Unfortunately, we can no longer be certain that the approach of collecting vast volumes of data in the hope that this will allow us to uncover the information hidden within it still makes sense. Internet users already generate 2.5 quintillion bytes of data a day. By next year, that number will have risen to 1.7 megabytes a second. According to some estimates, it is already going to take a single person 181 million years to download all the data on the internet. If you factor in data that will in the near future be generated by Internet of Things (IoT), the cameras that surround us and look down at us from the sky and the smart devices that we’ve increasingly welcomed into our homes, the volume of data that law enforcement will have to wade through is truly staggering.

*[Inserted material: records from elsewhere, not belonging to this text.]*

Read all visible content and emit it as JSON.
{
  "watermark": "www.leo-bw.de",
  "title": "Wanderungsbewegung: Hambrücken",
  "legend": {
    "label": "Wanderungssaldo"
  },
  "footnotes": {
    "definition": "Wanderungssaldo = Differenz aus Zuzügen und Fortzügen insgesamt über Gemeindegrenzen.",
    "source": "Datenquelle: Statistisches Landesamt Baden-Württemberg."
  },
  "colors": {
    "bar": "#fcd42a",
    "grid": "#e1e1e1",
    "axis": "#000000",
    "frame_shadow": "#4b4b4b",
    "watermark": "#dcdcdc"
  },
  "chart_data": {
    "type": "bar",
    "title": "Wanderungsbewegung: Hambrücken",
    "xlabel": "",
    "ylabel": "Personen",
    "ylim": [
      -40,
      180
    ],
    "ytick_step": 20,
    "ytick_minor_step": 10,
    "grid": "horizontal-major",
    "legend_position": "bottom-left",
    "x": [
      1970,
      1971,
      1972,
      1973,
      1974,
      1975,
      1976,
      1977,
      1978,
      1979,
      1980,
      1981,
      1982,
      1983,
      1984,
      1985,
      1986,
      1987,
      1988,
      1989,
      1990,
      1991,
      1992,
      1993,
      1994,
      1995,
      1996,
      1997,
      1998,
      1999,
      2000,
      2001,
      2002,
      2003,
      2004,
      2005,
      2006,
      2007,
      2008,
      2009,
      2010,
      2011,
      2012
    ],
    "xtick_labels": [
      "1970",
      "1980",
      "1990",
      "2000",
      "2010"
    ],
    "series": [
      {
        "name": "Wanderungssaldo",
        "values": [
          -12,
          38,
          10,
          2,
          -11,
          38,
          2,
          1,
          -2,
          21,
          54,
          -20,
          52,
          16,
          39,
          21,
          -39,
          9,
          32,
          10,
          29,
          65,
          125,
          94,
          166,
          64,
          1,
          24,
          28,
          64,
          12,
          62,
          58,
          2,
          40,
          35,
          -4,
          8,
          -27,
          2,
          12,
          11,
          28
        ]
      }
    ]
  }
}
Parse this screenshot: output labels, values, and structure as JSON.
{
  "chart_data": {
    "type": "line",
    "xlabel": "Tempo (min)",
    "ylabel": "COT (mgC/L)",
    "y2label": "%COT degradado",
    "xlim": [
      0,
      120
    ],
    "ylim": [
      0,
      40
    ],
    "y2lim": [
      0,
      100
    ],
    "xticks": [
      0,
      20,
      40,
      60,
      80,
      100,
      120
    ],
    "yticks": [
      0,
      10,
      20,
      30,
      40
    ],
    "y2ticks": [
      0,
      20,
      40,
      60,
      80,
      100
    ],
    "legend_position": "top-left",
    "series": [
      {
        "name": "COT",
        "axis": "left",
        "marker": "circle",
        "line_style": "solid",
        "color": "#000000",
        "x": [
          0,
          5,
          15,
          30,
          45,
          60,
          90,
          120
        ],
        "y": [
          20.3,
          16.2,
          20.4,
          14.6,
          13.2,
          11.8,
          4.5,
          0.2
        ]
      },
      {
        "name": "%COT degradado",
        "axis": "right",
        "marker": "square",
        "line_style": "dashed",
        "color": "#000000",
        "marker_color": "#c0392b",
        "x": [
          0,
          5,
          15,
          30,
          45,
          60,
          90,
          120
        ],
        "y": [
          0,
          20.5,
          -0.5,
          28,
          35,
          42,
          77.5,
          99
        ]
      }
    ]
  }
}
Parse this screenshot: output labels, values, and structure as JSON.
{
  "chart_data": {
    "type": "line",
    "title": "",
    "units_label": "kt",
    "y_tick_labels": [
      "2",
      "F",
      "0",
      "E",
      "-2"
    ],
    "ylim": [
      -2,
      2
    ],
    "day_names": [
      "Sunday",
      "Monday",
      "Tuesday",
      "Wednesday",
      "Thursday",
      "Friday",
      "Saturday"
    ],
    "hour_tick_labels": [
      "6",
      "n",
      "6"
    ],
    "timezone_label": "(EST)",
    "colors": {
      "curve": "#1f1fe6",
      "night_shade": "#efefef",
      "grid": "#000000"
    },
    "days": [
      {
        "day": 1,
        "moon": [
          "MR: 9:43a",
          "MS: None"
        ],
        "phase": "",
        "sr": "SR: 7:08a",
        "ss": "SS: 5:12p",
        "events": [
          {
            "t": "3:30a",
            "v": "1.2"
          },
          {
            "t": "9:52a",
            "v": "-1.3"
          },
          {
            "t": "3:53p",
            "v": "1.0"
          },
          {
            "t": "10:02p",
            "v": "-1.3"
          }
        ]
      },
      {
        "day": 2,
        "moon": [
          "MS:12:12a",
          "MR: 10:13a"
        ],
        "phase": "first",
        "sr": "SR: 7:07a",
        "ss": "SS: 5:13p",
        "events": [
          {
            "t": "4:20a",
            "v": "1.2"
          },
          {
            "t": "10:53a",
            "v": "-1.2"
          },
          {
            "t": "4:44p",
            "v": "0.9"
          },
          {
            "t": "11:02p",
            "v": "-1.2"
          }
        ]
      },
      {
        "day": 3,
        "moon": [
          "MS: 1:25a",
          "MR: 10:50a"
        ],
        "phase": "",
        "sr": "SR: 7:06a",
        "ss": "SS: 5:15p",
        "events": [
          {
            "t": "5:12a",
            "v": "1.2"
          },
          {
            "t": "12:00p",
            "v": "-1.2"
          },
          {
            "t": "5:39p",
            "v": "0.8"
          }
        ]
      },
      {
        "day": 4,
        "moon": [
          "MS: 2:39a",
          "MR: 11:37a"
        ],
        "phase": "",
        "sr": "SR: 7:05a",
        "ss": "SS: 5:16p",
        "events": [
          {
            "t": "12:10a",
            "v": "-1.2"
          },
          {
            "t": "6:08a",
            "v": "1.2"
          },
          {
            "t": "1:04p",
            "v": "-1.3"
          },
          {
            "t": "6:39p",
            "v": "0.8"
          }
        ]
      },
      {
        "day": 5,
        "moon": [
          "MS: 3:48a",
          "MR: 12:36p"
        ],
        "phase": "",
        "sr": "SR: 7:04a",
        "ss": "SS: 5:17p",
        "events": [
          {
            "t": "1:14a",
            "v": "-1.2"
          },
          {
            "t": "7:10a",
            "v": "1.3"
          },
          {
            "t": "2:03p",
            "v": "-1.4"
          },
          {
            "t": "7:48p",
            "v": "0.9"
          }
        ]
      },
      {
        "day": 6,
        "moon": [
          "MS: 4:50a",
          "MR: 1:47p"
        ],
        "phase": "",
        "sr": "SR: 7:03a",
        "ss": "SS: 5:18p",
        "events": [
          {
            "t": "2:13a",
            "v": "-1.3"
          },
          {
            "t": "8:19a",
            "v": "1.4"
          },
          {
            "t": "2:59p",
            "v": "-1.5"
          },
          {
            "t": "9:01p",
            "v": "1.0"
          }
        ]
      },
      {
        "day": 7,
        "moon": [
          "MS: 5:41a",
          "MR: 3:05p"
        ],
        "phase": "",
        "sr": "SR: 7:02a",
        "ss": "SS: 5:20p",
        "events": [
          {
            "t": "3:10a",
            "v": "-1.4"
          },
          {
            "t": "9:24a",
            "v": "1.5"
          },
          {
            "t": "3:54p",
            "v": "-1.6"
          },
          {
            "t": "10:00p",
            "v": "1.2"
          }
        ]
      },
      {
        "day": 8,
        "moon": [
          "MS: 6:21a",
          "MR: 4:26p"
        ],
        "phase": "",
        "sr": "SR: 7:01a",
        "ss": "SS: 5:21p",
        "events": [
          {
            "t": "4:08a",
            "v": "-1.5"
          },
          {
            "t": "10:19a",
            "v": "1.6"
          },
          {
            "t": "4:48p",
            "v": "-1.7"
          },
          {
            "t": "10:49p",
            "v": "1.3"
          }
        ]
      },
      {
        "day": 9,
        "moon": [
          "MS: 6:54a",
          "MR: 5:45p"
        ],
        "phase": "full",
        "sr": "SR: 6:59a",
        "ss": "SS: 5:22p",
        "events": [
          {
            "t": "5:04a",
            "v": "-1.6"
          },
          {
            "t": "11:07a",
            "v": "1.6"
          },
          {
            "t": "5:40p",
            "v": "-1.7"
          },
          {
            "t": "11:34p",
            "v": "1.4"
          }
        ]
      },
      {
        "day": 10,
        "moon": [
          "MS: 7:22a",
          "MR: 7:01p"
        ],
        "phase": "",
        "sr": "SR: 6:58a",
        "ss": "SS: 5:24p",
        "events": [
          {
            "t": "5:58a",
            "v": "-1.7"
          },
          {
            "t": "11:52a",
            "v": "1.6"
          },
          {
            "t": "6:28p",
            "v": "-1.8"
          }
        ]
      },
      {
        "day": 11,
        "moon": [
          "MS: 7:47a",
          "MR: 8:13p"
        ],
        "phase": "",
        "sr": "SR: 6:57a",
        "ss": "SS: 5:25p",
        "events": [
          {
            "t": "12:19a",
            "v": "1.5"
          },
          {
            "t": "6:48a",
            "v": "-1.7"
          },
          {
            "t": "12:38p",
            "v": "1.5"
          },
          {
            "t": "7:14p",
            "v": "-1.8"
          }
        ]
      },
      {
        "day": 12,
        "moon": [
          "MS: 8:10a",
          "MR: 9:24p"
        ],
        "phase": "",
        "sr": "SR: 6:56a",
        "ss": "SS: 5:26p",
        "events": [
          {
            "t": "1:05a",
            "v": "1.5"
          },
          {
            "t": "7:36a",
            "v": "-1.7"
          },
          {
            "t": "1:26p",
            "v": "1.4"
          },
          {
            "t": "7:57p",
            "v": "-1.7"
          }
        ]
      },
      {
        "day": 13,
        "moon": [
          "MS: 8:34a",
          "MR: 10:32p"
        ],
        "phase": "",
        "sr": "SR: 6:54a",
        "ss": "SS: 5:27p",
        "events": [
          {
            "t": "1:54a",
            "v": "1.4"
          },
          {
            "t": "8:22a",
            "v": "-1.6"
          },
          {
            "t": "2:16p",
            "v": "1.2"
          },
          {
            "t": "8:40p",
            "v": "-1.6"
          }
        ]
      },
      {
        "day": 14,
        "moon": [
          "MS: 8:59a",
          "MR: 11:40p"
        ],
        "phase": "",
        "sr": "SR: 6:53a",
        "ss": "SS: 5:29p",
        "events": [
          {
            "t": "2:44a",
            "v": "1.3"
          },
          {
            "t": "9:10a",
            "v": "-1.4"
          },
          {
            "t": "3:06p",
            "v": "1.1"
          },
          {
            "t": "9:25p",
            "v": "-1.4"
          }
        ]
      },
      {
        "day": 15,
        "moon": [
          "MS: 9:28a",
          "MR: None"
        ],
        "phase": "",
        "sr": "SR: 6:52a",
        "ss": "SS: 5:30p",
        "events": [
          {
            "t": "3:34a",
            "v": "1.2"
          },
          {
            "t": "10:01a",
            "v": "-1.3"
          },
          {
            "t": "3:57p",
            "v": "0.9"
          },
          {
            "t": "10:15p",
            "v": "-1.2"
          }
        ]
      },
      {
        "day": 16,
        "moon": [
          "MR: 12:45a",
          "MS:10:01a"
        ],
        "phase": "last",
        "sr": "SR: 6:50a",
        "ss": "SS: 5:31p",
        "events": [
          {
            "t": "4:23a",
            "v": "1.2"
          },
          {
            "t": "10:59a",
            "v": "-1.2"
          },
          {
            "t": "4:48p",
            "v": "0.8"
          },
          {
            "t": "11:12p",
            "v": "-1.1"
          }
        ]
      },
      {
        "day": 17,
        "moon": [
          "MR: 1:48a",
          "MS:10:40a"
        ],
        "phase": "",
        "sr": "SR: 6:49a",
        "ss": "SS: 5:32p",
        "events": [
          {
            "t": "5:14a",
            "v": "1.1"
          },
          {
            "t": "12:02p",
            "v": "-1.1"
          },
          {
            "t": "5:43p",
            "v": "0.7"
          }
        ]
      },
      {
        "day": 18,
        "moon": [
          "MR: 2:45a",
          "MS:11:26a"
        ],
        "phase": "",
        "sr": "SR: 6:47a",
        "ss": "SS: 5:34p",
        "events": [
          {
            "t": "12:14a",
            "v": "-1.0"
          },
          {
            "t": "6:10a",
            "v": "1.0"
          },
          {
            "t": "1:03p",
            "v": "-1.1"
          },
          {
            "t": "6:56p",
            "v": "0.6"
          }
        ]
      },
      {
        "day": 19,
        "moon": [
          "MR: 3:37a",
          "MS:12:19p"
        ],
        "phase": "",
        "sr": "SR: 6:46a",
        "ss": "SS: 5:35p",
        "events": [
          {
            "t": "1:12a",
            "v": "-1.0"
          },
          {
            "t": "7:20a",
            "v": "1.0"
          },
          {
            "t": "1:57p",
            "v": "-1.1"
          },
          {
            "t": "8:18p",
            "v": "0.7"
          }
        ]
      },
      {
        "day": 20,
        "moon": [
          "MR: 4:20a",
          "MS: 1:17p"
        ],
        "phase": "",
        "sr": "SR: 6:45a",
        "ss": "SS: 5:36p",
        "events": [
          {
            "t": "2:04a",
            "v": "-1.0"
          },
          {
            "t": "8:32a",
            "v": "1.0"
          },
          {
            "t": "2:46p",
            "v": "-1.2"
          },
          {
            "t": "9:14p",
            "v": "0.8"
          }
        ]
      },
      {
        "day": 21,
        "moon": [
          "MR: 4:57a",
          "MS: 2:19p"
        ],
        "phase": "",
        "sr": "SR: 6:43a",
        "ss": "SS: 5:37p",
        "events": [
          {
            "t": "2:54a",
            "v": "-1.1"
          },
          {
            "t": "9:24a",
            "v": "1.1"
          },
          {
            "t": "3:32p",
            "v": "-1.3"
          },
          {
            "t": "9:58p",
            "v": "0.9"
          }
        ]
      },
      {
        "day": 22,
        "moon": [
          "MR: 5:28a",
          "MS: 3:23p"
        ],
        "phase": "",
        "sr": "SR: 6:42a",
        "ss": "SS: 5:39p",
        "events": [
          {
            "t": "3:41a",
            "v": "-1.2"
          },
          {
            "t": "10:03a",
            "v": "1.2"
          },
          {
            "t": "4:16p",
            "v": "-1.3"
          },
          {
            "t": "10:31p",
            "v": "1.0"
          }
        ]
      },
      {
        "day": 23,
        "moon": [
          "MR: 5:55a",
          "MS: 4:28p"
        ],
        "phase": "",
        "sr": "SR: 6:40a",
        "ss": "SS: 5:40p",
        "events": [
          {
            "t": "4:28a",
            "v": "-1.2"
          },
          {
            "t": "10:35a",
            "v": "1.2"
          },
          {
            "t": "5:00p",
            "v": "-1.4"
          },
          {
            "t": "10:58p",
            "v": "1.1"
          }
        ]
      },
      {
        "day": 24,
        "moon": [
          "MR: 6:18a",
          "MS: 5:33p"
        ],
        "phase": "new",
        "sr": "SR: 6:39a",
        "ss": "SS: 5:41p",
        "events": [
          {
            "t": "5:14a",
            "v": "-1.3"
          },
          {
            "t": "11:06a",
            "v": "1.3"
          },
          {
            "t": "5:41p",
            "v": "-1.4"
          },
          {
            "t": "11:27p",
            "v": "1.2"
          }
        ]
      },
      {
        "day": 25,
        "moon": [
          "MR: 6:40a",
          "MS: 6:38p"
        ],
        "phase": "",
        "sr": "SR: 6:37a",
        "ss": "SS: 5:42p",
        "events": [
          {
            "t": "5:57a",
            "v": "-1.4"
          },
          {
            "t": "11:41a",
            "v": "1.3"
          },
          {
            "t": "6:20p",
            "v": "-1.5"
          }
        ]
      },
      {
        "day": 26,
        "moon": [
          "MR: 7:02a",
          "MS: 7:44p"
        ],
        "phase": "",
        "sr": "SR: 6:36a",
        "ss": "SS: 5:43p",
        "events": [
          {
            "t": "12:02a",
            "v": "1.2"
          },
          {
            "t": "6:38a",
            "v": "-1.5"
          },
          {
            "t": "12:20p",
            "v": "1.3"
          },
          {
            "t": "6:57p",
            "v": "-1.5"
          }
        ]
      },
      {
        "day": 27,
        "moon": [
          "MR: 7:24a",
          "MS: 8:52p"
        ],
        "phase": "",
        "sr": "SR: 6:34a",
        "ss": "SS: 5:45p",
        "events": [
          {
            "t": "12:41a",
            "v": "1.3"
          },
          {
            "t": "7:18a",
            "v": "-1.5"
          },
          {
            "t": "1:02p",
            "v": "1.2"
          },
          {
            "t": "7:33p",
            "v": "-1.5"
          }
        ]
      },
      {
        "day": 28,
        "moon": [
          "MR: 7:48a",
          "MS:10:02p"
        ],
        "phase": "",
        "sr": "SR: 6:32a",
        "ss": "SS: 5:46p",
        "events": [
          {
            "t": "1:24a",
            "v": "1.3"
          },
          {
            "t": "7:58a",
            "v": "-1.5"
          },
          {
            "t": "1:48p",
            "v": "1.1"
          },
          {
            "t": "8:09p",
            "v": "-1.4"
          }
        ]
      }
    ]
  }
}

We’ve known for some time that despite the efforts of the US government to collect vast amounts of data, its ability to glean actionable intelligence out of it has been poor. In 2009, despite the efforts of the NSA, the “underwear bomber" was able to board a flight from Amsterdam to Detroit armed with explosives and only failed to blow up the plane because of his own ineptitude. Even former US President Barack Obama agreed that the problem was not a failure to collect intelligence, but “to integrate and understand the intelligence that we already had". In 2014, a study by the New America Foundation analysed 225 terrorism cases in the US since 11 September 2001 and found that bulk collection of phone records had little to no discernible impact on preventing terrorism. The breakthroughs in most instances had come from traditional methods of investigation. This corroborated the findings of a review group appointed by the White House that found that the NSA’s counterterrorism programme did not really prevent attacks.

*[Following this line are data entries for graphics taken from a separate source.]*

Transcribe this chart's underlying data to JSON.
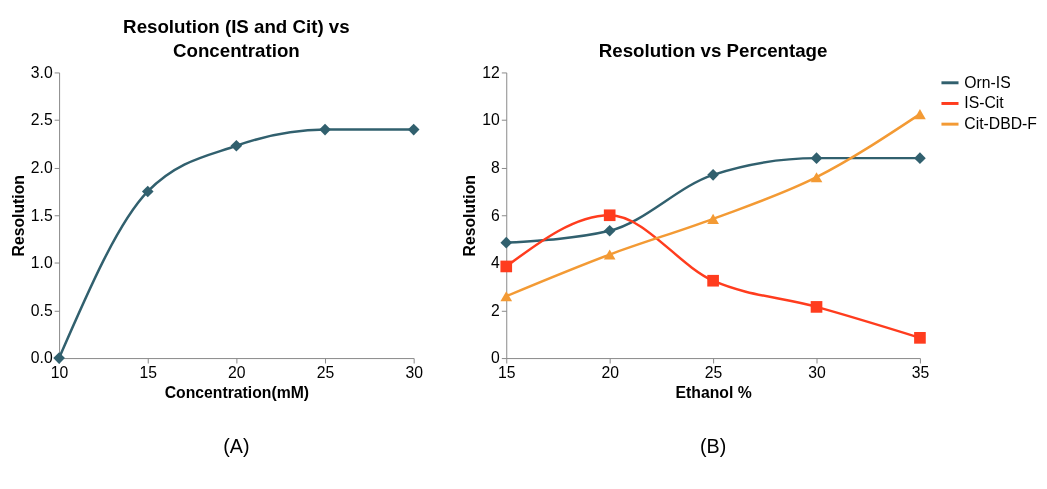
{
  "chart_data": [
    {
      "type": "line",
      "title": "Resolution (IS and Cit) vs Concentration",
      "xlabel": "Concentration(mM)",
      "ylabel": "Resolution",
      "annotations": [
        "(A)"
      ],
      "x": [
        10,
        15,
        20,
        25,
        30
      ],
      "series": [
        {
          "color": "#31606e",
          "values": [
            0,
            1.75,
            2.23,
            2.4,
            2.4
          ]
        }
      ],
      "xlim": [
        10,
        30
      ],
      "xticks": [
        10,
        15,
        20,
        25,
        30
      ],
      "ylim": [
        0,
        3
      ],
      "yticks": [
        {
          "value": 0,
          "label": "0.0"
        },
        {
          "value": 0.5,
          "label": "0.5"
        },
        {
          "value": 1,
          "label": "1.0"
        },
        {
          "value": 1.5,
          "label": "1.5"
        },
        {
          "value": 2,
          "label": "2.0"
        },
        {
          "value": 2.5,
          "label": "2.5"
        },
        {
          "value": 3,
          "label": "3.0"
        }
      ],
      "grid": false,
      "legend": false,
      "marker": "diamond"
    },
    {
      "type": "line",
      "title": "Resolution vs Percentage",
      "xlabel": "Ethanol %",
      "ylabel": "Resolution",
      "annotations": [
        "(B)"
      ],
      "x": [
        15,
        20,
        25,
        30,
        35
      ],
      "series": [
        {
          "name": "Orn-IS",
          "color": "#31606e",
          "marker": "diamond",
          "values": [
            4.85,
            5.35,
            7.7,
            8.4,
            8.4
          ]
        },
        {
          "name": "IS-Cit",
          "color": "#ff3c1e",
          "marker": "square",
          "values": [
            3.85,
            6.0,
            3.25,
            2.15,
            0.85
          ]
        },
        {
          "name": "Cit-DBD-F",
          "color": "#f39a34",
          "marker": "triangle",
          "values": [
            2.6,
            4.35,
            5.85,
            7.6,
            10.25
          ]
        }
      ],
      "xlim": [
        15,
        35
      ],
      "xticks": [
        15,
        20,
        25,
        30,
        35
      ],
      "ylim": [
        0,
        12
      ],
      "yticks": [
        0,
        2,
        4,
        6,
        8,
        10,
        12
      ],
      "grid": false,
      "legend": "right"
    }
  ]
}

The world is generating too much data for any agency, no matter how much technology it uses, to be able to separate useful information from the noise. As much as the governments of the world might chafe at the US government’s ability to dip directly into the fire hose of data, they should realize that this is no longer the advantage it might once have been.

And then they should re-evaluate their insistence on data localization as a means to get access to useful intelligence. If the chance of finding a needle in the digital haystack is so low, is there still merit in requiring all that data to be brought onshore?